If you just want to grab a bite after work rather than spend the evening nibbling, Sanjuro offers several inexpensive teishoku sets built around their grilled specialties; there are also full-course prix-fixe menus if you want to splurge. Budget anywhere from Y2000-4000 at dinnertime, Y800-1000 at lunch.
Craft sake from Akita Prefecture is the specialty at this comfortable counter bar, which stands at the front of a chicken specialty restaurant called Honke Abeya. You can just drop by for a quick glass of sake or two, or you can order some skewers of yakitori or even a full chicken-based meal to accompany your drinks.

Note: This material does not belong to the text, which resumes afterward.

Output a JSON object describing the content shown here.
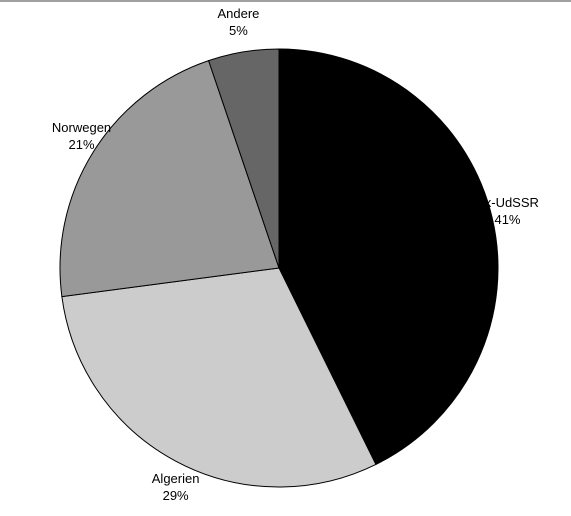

The drinks selection here is quite impressive, with limited-edition seasonal specials and "prototype" bottles from many of Akita's small craft sake breweries. More than three dozen varieties are generally available on any given day, mostly priced from Y580-880 per glass, although a few items cost a bit more. There's also a variety of kikizake tasting sets (including a seven-glass flight for Y1600) and all-you-can-drink deals.
The chicken here is an heirloom cross-breed called hinai-jidori, prepared as yakitori, oyakodon and - for the daring - several types of chicken sashimi. Budget around Y2000-3000 in the evening for some skewers and drinks. This shop is located in the second-floor Kitamachi Dining complex at the north end of the Yaesu side of Tokyo Station, above the Kitchen Street and Kurobei Yokocho dining complexes.
Located at the entrance to Andaz Hyatt Hotel, Bebu serves original burger variations such as Andale-Gringo (cheese, beans, avocado, jalapeno) and Bavarian (pork sausage patty, sauerkraut, curry sauce). Their kofta burger (a lamb burger served with tsatziki and hummus) is a particular standout, with perfectly grilled meat and nicely balanced flavors.
Bebu's decor is rather minimalist, and the soundtrack is loud, bouncy pop music from decades past. There's some outdoor terrace seating for when the weather permits.